Rooney should not rely solely on governmental agencies and their scientists. While non-government scientists have been studying the causes, health impact and prevention of blue-green algae for years, government, especially in Florida, has been slow to address the gravity of the situation.

The scientists who are actively engaged in this urgent research should be invited to the roundtable that the congressman is planning to share what they know. The roundtable should also focus on urgently needed steps to alleviate the problem. This is a tough issue, with many moving parts and many potentially catastrophic unintended consequences.

Quick fixes ("the Army Corps should stop the discharges;" "send water south") are not possible or have disastrous consequences.

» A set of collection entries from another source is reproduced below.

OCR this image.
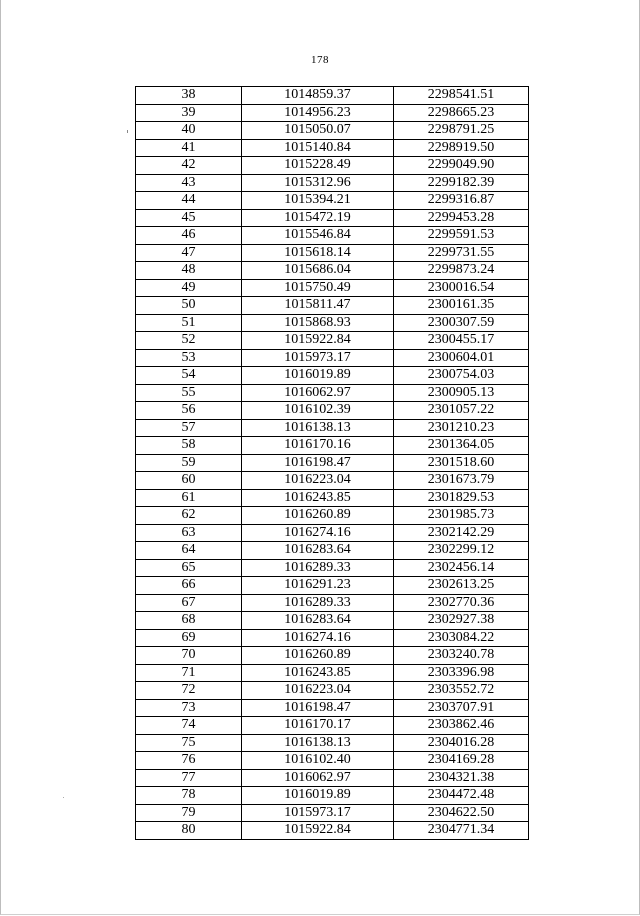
178
38	1014859.37	2298541.51
39	1014956.23	2298665.23
40	1015050.07	2298791.25
41	1015140.84	2298919.50
42	1015228.49	2299049.90
43	1015312.96	2299182.39
44	1015394.21	2299316.87
45	1015472.19	2299453.28
46	1015546.84	2299591.53
47	1015618.14	2299731.55
48	1015686.04	2299873.24
49	1015750.49	2300016.54
50	1015811.47	2300161.35
51	1015868.93	2300307.59
52	1015922.84	2300455.17
53	1015973.17	2300604.01
54	1016019.89	2300754.03
55	1016062.97	2300905.13
56	1016102.39	2301057.22
57	1016138.13	2301210.23
58	1016170.16	2301364.05
59	1016198.47	2301518.60
60	1016223.04	2301673.79
61	1016243.85	2301829.53
62	1016260.89	2301985.73
63	1016274.16	2302142.29
64	1016283.64	2302299.12
65	1016289.33	2302456.14
66	1016291.23	2302613.25
67	1016289.33	2302770.36
68	1016283.64	2302927.38
69	1016274.16	2303084.22
70	1016260.89	2303240.78
71	1016243.85	2303396.98
72	1016223.04	2303552.72
73	1016198.47	2303707.91
74	1016170.17	2303862.46
75	1016138.13	2304016.28
76	1016102.40	2304169.28
77	1016062.97	2304321.38
78	1016019.89	2304472.48
79	1015973.17	2304622.50
80	1015922.84	2304771.34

We need to adopt strategies that "prevent pollution at its source," as the Florida Conservation Coalition urges. Because most of the water in Lake Okeechobee comes from the north and west, we need to focus not only on the polluted waters that contaminate saltwater estuaries, but on the pollution dumped into Lake Okeechobee that feed the Lake's blue-green algae — especially run-offs of phosphate and nitrogen fertilizers from dairy and cattle farms and human waste from failed septic tanks.

That requires the political will to impose regulations on powerful interests. But, as the mounting scientific evidence is telling us, failure to do so is slowly poisoning the people of Florida.

Howard Simon, who retired in 2018 as the executive director of the American Civil Liberties Union of Florida, is now coordinating with a team of scientists on a Project to Clean Up Okeechobee Waters.